Begriffe wie „Fake News“ und „atmender Deckel“ haben Chancen, „Unwort des Jahres 2017“ zu werden. Das teilte eine Sprecherin der sprachkritischen Jury in Darmstadt auf Anfrage der Deutschen Presse-Agentur mit.

Der Begriff „Fake News“ bezieht sich auf vorgetäuschte oder falsche Nachrichten und wurde unter anderem von US-Präsident Donald Trump häufiger verwendet. „Atmender Deckel“ stammt aus der Diskussion über die Begrenzung der Flüchtlingszahlen. Das „Unwort des Jahres“ soll am 16. Januar 2018 in Darmstadt bekanntgegeben werden. Für 2016 war der Begriff „Volksverräter“ gewählt worden.

Das „Wort des Jahres 2017“ steht schon fest. Die Gesellschaft für deutsche Sprache (GfdS) in Wiesbaden entschied sich am 8. Dezember für „Jamaika-Aus“ - der Begriff steht für das Ende der Gespräche über eine Regierungsbildung zwischen CDU, CSU, Grünen und FDP.
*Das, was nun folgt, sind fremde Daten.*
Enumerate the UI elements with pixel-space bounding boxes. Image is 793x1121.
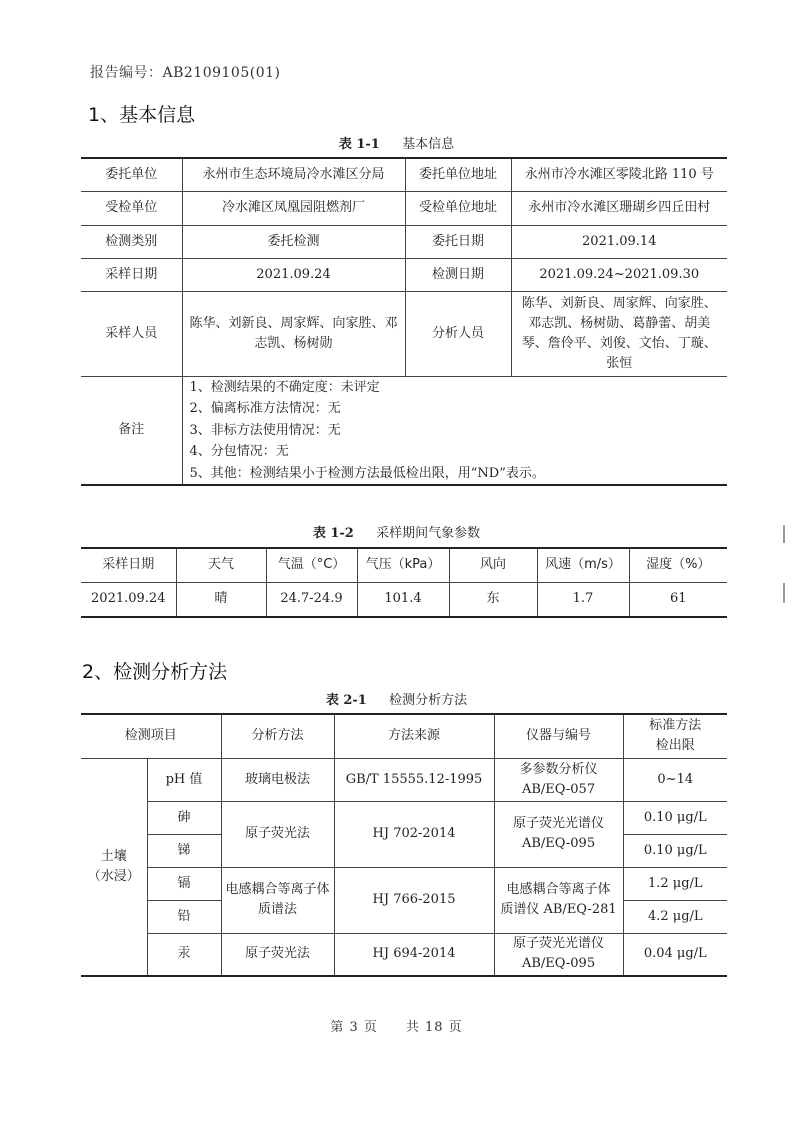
sampling-date-label: 采样日期 (81, 258, 182, 291)
method-cell (221, 867, 334, 933)
column-header: 风速（m/s） (537, 548, 629, 582)
limit-header-line: 标准方法 (649, 718, 702, 734)
table-cell: 东 (449, 582, 537, 617)
page-number: 第 3 页 共 18 页 (330, 1020, 463, 1035)
method-cell: 原子荧光法 (221, 933, 334, 976)
test-date-value: 2021.09.24~2021.09.30 (511, 258, 727, 291)
test-date-label: 检测日期 (405, 258, 511, 291)
remark-item: 1、检测结果的不确定度：未评定 (189, 379, 380, 395)
remark-item: 3、非标方法使用情况：无 (189, 422, 341, 438)
remark-item: 2、偏离标准方法情况：无 (189, 401, 341, 416)
table-1-1-number: 表 1-1 (338, 137, 380, 152)
table-header-row (81, 548, 727, 582)
category-soil-leach (81, 758, 147, 976)
table-row (81, 933, 727, 976)
test-type-value: 委托检测 (182, 225, 405, 258)
remark-item: 4、分包情况：无 (189, 444, 289, 459)
limit-cell: 1.2 μg/L (623, 867, 727, 900)
item-mercury: 汞 (147, 933, 221, 976)
client-address-value: 永州市冷水滩区零陵北路 110 号 (511, 158, 727, 191)
source-cell: GB/T 15555.12-1995 (334, 758, 494, 801)
table-cell: 2021.09.24 (81, 582, 176, 617)
samplers-label: 采样人员 (81, 291, 182, 376)
method-cell: 原子荧光法 (221, 801, 334, 867)
inspected-unit-label: 受检单位 (81, 191, 182, 225)
column-header-method: 分析方法 (221, 714, 334, 758)
table-row (81, 801, 727, 834)
remarks-list (182, 376, 727, 485)
inspected-unit-value: 冷水滩区凤凰园阻燃剂厂 (182, 191, 405, 225)
limit-cell: 4.2 μg/L (623, 900, 727, 933)
table-cell: 24.7-24.9 (266, 582, 357, 617)
source-cell: HJ 702-2014 (334, 801, 494, 867)
table-cell: 1.7 (537, 582, 629, 617)
table-2-1-number: 表 2-1 (325, 693, 367, 708)
category-line: （水浸） (87, 868, 140, 884)
commission-date-label: 委托日期 (405, 225, 511, 258)
source-cell: HJ 766-2015 (334, 867, 494, 933)
table-1-1-title: 基本信息 (402, 137, 455, 152)
client-address-label: 委托单位地址 (405, 158, 511, 191)
remarks-label: 备注 (81, 376, 182, 485)
scan-mark-line (783, 525, 785, 543)
section-1-title: 1、基本信息 (88, 104, 196, 126)
report-number: 报告编号：AB2109105(01) (90, 65, 281, 81)
table-2-1-caption (0, 689, 793, 708)
instrument-cell (494, 867, 623, 933)
table-row (81, 867, 727, 900)
method-line: 电感耦合等离子体 (225, 882, 330, 897)
item-cadmium: 镉 (147, 867, 221, 900)
table-cell: 61 (629, 582, 727, 617)
column-header: 湿度（%） (629, 548, 727, 582)
column-header: 天气 (176, 548, 266, 582)
scan-artifact (783, 525, 789, 645)
column-header: 采样日期 (81, 548, 176, 582)
remark-item: 5、其他：检测结果小于检测方法最低检出限，用“ND”表示。 (189, 465, 545, 481)
column-header: 气温（°C） (266, 548, 357, 582)
method-cell: 玻璃电极法 (221, 758, 334, 801)
commission-date-value: 2021.09.14 (511, 225, 727, 258)
inspected-address-value: 永州市冷水滩区珊瑚乡四丘田村 (511, 191, 727, 225)
analysts-label: 分析人员 (405, 291, 511, 376)
inspected-address-label: 受检单位地址 (405, 191, 511, 225)
method-line: 质谱法 (258, 902, 298, 917)
instrument-line: 多参数分析仪 (519, 761, 598, 777)
limit-cell: 0~14 (623, 758, 727, 801)
instrument-cell (494, 801, 623, 867)
instrument-line: 电感耦合等离子体 (506, 882, 611, 897)
test-type-label: 检测类别 (81, 225, 182, 258)
table-header-row (81, 714, 727, 758)
table-row (81, 191, 727, 225)
table-row (81, 291, 727, 376)
item-ph: pH 值 (147, 758, 221, 801)
section-2-title: 2、检测分析方法 (82, 661, 228, 683)
source-cell: HJ 694-2014 (334, 933, 494, 976)
instrument-line: 质谱仪 AB/EQ-281 (500, 902, 617, 917)
table-1-2-caption (0, 522, 793, 541)
basic-info-table (81, 157, 727, 486)
column-header: 风向 (449, 548, 537, 582)
table-row (81, 225, 727, 258)
table-cell: 晴 (176, 582, 266, 617)
analysts-value: 陈华、刘新良、周家辉、向家胜、邓志凯、杨树勋、葛静蕾、胡美琴、詹伶平、刘俊、文怡、丁璇、张恒 (511, 291, 727, 376)
instrument-line: 原子荧光光谱仪 (513, 816, 605, 831)
category-line: 土壤 (100, 848, 127, 864)
table-1-2-title: 采样期间气象参数 (376, 526, 481, 541)
column-header-limit (623, 714, 727, 758)
scan-mark-line (783, 583, 785, 603)
table-cell: 101.4 (357, 582, 449, 617)
instrument-line: 原子荧光光谱仪 (513, 936, 605, 952)
column-header-source: 方法来源 (334, 714, 494, 758)
item-arsenic: 砷 (147, 801, 221, 834)
table-1-1-caption (0, 133, 793, 152)
limit-header-line: 检出限 (655, 738, 695, 754)
item-lead: 铅 (147, 900, 221, 933)
column-header-instrument: 仪器与编号 (494, 714, 623, 758)
instrument-cell (494, 758, 623, 801)
column-header-item: 检测项目 (81, 714, 221, 758)
table-2-1-title: 检测分析方法 (389, 693, 468, 708)
item-antimony: 锑 (147, 834, 221, 867)
client-label: 委托单位 (81, 158, 182, 191)
limit-cell: 0.10 μg/L (623, 801, 727, 834)
instrument-line: AB/EQ-057 (521, 781, 596, 797)
instrument-line: AB/EQ-095 (521, 836, 596, 851)
client-value: 永州市生态环境局冷水滩区分局 (182, 158, 405, 191)
table-row (81, 582, 727, 617)
limit-cell: 0.10 μg/L (623, 834, 727, 867)
table-row (81, 258, 727, 291)
instrument-line: AB/EQ-095 (521, 956, 596, 972)
limit-cell: 0.04 μg/L (623, 933, 727, 976)
weather-table (81, 547, 727, 618)
samplers-value: 陈华、刘新良、周家辉、向家胜、邓志凯、杨树勋 (182, 291, 405, 376)
column-header: 气压（kPa） (357, 548, 449, 582)
table-row (81, 758, 727, 801)
table-row (81, 376, 727, 485)
sampling-date-value: 2021.09.24 (182, 258, 405, 291)
analysis-method-table (81, 713, 727, 977)
table-row (81, 158, 727, 191)
instrument-cell (494, 933, 623, 976)
table-1-2-number: 表 1-2 (312, 526, 354, 541)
Bis zum 31. Dezember können weitere Vorschläge eingereicht werden

Für das „Unwort des Jahres“ sind bis kurz vor Weihnachten rund 780 Vorschläge eingegangen, davon fast 500 unterschiedliche Ausdrücke. Zu den häufig genannten Begriffen zählen nicht nur „Fake News“ (12 Mal) und „atmender Deckel“ (11 Mal), sondern auch „alternative Fakten“ (56 Mal) sowie „Bio-Deutsche“ (10 Mal) und „Softwareupdate“ (9 Mal). Für die Jury ist aber nicht entscheidend, wie häufig ein Begriff vorgeschlagen wurde.
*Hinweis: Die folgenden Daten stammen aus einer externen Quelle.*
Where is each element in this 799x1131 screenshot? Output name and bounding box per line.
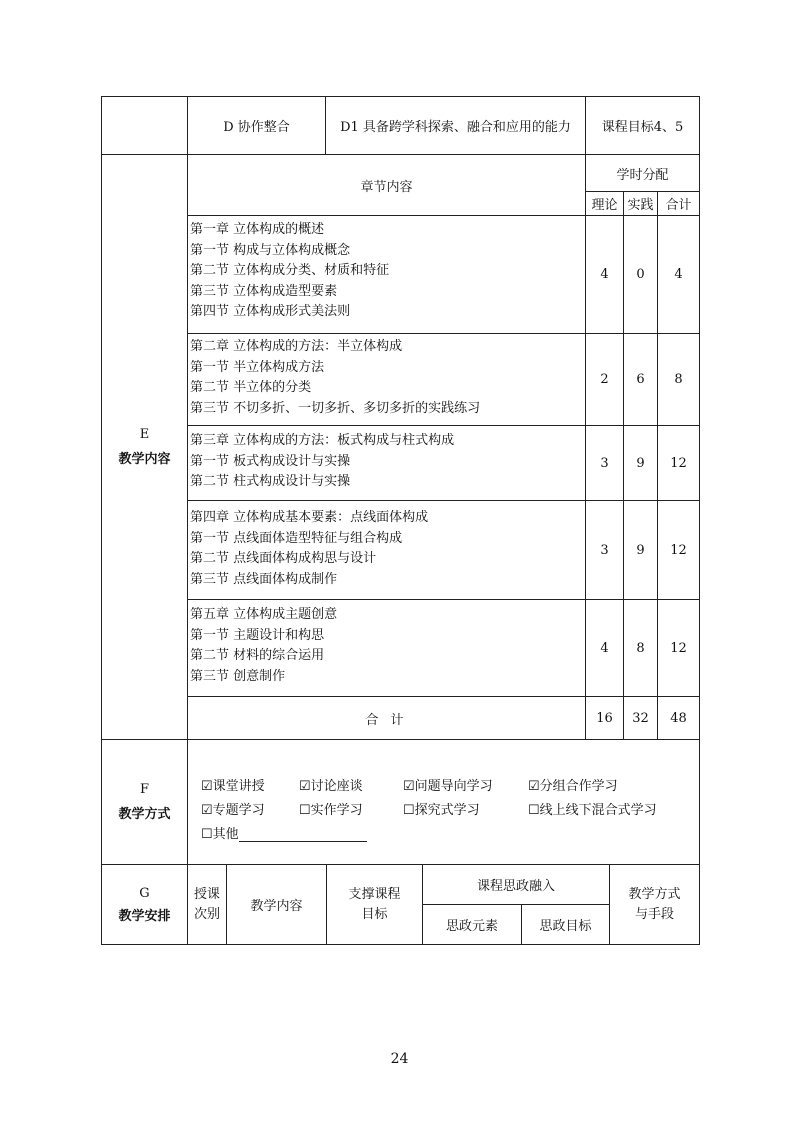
chapter-3-line-2: 第一节 板式构成设计与实操 (190, 453, 351, 469)
header-supporting-goal (327, 865, 422, 944)
section-e-letter: E (139, 427, 150, 442)
section-g-letter: G (139, 885, 150, 901)
checkbox-checked-icon: ☑ (528, 779, 540, 794)
header-method-line-2: 与手段 (634, 906, 674, 922)
row-d-category: D 协作整合 (223, 120, 290, 135)
header-total: 合计 (665, 198, 692, 213)
header-teaching-method (610, 865, 699, 944)
chapter-1-content (190, 220, 585, 323)
table-right-border (699, 96, 700, 945)
method-checkbox-other[interactable] (201, 823, 367, 842)
header-session-line-1: 授课 (193, 886, 220, 902)
header-practice: 实践 (627, 198, 654, 213)
chapter-5-practice: 8 (636, 640, 645, 656)
header-session-line-2: 次别 (193, 906, 220, 922)
chapter-5-line-3: 第二节 材料的综合运用 (190, 648, 325, 663)
chapter-2-line-3: 第二节 半立体的分类 (190, 380, 312, 395)
checkbox-checked-icon: ☑ (201, 779, 213, 794)
chapter-2-theory: 2 (600, 372, 609, 387)
checkbox-unchecked-icon: ☐ (201, 827, 213, 842)
page-number: 24 (390, 1051, 409, 1067)
chapter-2-total: 8 (674, 372, 683, 387)
sum-practice: 32 (632, 710, 649, 726)
method-label: 问题导向学习 (414, 779, 493, 794)
header-ideology-integration: 课程思政融入 (476, 879, 555, 894)
other-fill-line[interactable] (239, 827, 367, 842)
method-checkbox-8[interactable] (528, 799, 657, 818)
header-chapter-content: 章节内容 (360, 179, 413, 195)
chapter-1-line-1: 第一章 立体构成的概述 (190, 222, 325, 237)
section-g-title: 教学安排 (118, 908, 171, 924)
chapter-4-theory: 3 (600, 542, 609, 558)
chapter-1-line-2: 第一节 构成与立体构成概念 (190, 242, 351, 258)
header-session (188, 865, 226, 944)
label-column-divider (187, 96, 188, 945)
chapter-1-line-4: 第三节 立体构成造型要素 (190, 283, 338, 299)
method-label: 其他 (212, 827, 239, 842)
method-checkbox-4[interactable] (528, 775, 618, 794)
header-theory: 理论 (591, 198, 618, 213)
chapter-3-practice: 9 (636, 455, 645, 471)
row-d-description: D1 具备跨学科探索、融合和应用的能力 (340, 120, 571, 135)
header-method-line-1: 教学方式 (628, 886, 681, 902)
chapter-2-line-4: 第三节 不切多折、一切多折、多切多折的实践练习 (190, 400, 481, 416)
method-checkbox-7[interactable] (403, 799, 480, 818)
chapter-3-line-3: 第二节 柱式构成设计与实操 (190, 474, 351, 489)
header-hours-allocation: 学时分配 (616, 167, 669, 183)
method-checkbox-3[interactable] (403, 775, 493, 794)
section-f-title: 教学方式 (118, 807, 171, 822)
chapter-4-total: 12 (670, 542, 687, 558)
chapter-5-line-4: 第三节 创意制作 (190, 668, 286, 684)
chapter-3-line-1: 第三章 立体构成的方法：板式构成与柱式构成 (190, 433, 455, 448)
method-label: 专题学习 (212, 803, 265, 818)
section-e-label (102, 155, 187, 739)
chapter-3-theory: 3 (600, 455, 609, 471)
chapter-5-content (190, 605, 585, 687)
checkbox-unchecked-icon: ☐ (528, 803, 540, 818)
checkbox-checked-icon: ☑ (299, 779, 311, 794)
section-e-title: 教学内容 (118, 452, 171, 467)
chapter-5-line-2: 第一节 主题设计和构思 (190, 627, 325, 643)
header-goal-line-2: 目标 (361, 906, 388, 922)
chapter-4-line-1: 第四章 立体构成基本要素：点线面体构成 (190, 510, 429, 525)
section-f-letter: F (139, 782, 150, 797)
section-g-label (102, 865, 187, 944)
method-checkbox-2[interactable] (299, 775, 363, 794)
method-label: 分组合作学习 (539, 779, 618, 794)
chapter-2-practice: 6 (636, 372, 645, 387)
section-f-label (102, 740, 187, 864)
chapter-4-content (190, 508, 585, 590)
chapter-5-total: 12 (670, 640, 687, 656)
method-checkbox-6[interactable] (299, 799, 363, 818)
chapter-4-line-2: 第一节 点线面体造型特征与组合构成 (190, 530, 403, 546)
chapter-4-line-4: 第三节 点线面体构成制作 (190, 571, 338, 587)
chapter-5-theory: 4 (600, 640, 609, 656)
chapter-1-line-5: 第四节 立体构成形式美法则 (190, 304, 351, 319)
method-checkbox-1[interactable] (201, 775, 265, 794)
table-bottom-border (101, 944, 700, 945)
chapter-1-theory: 4 (600, 267, 609, 282)
row-d-goal: 课程目标4、5 (601, 120, 684, 135)
chapter-2-line-1: 第二章 立体构成的方法：半立体构成 (190, 339, 403, 354)
chapter-3-total: 12 (670, 455, 687, 471)
method-checkbox-5[interactable] (201, 799, 265, 818)
method-label: 探究式学习 (414, 803, 480, 818)
header-ideology-goal: 思政目标 (539, 919, 592, 934)
checkbox-unchecked-icon: ☐ (299, 803, 311, 818)
checkbox-checked-icon: ☑ (201, 803, 213, 818)
method-label: 课堂讲授 (212, 779, 265, 794)
chapter-1-line-3: 第二节 立体构成分类、材质和特征 (190, 263, 390, 278)
sum-theory: 16 (596, 710, 613, 726)
method-label: 实作学习 (310, 803, 363, 818)
header-teaching-content: 教学内容 (250, 899, 303, 914)
method-label: 讨论座谈 (310, 779, 363, 794)
header-ideology-elements: 思政元素 (445, 919, 498, 934)
checkbox-checked-icon: ☑ (403, 779, 415, 794)
chapter-5-line-1: 第五章 立体构成主题创意 (190, 607, 338, 622)
chapter-4-practice: 9 (636, 542, 645, 558)
header-goal-line-1: 支撑课程 (348, 886, 401, 902)
sum-total: 48 (670, 710, 687, 726)
chapter-1-total: 4 (674, 267, 683, 282)
chapter-2-content (190, 337, 585, 419)
section-e-bottom-border (101, 739, 700, 740)
chapter-4-line-3: 第二节 点线面体构成构思与设计 (190, 551, 377, 566)
method-label: 线上线下混合式学习 (539, 803, 657, 818)
chapter-2-line-2: 第一节 半立体构成方法 (190, 359, 325, 375)
chapter-3-content (190, 431, 585, 493)
checkbox-unchecked-icon: ☐ (403, 803, 415, 818)
sum-label: 合 计 (365, 712, 408, 728)
chapter-1-practice: 0 (636, 267, 645, 282)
Die Gießener Ärztin Kristina Hänel, die vor kurzem wegen unerlaubter Werbung für Schwangerschaftsabbrüche zu einer Geldstrafe verurteilt wurde, schlug den Begriff „Babycaust“ als „Unwort des Jahres“ vor. Sie werde auf einer Internetseite desselben Namens „diffamiert, verleumdet und angeprangert“, teilte sie über ihr Unterstützungskomitee mit. Der Begriff „Babycaust“ sei wegen seiner Ähnlichkeit zum Begriff „Holocaust“, der für den Massenmord der Nazis an den Juden steht, „verschleiernd und irreführend“.
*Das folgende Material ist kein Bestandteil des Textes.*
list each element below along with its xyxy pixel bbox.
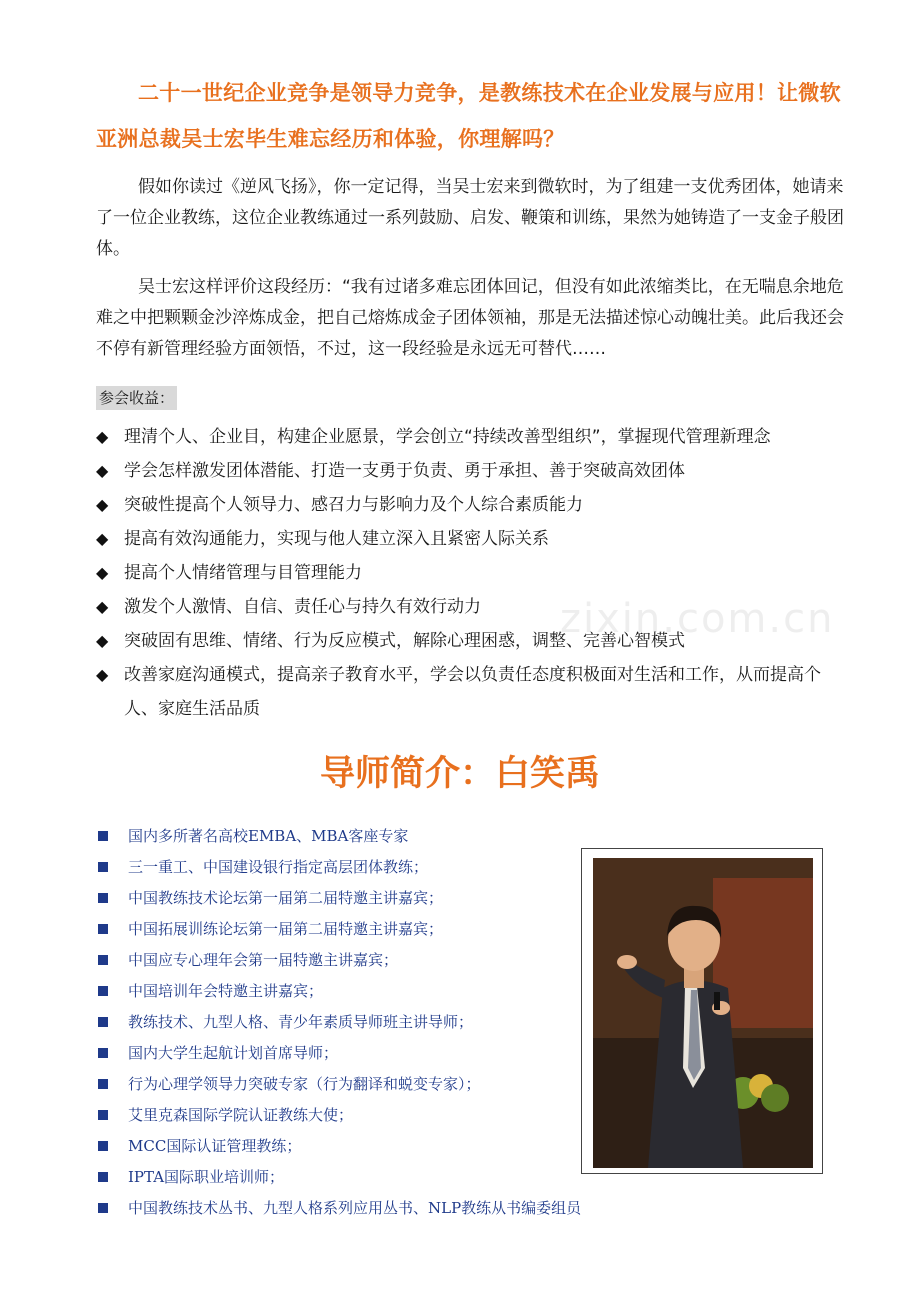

Vorschläge für das „Unwort“ können noch bis zum 31. Dezember 2017 an die Mail-Adresse vorschlaege@unwortdesjahres.net geschickt werden. Gesucht werden Begriffe, die gegen das Prinzip der Menschenwürde“ und „Prinzipien der Demokratie“ verstoßen, weil sie „einzelne gesellschaftliche Gruppen diskriminieren“ oder „euphemistisch, verschleiernd oder gar irreführend“ sind. Die Aktion „Unwort des Jahres“ wurde 1991 ins Leben gerufen.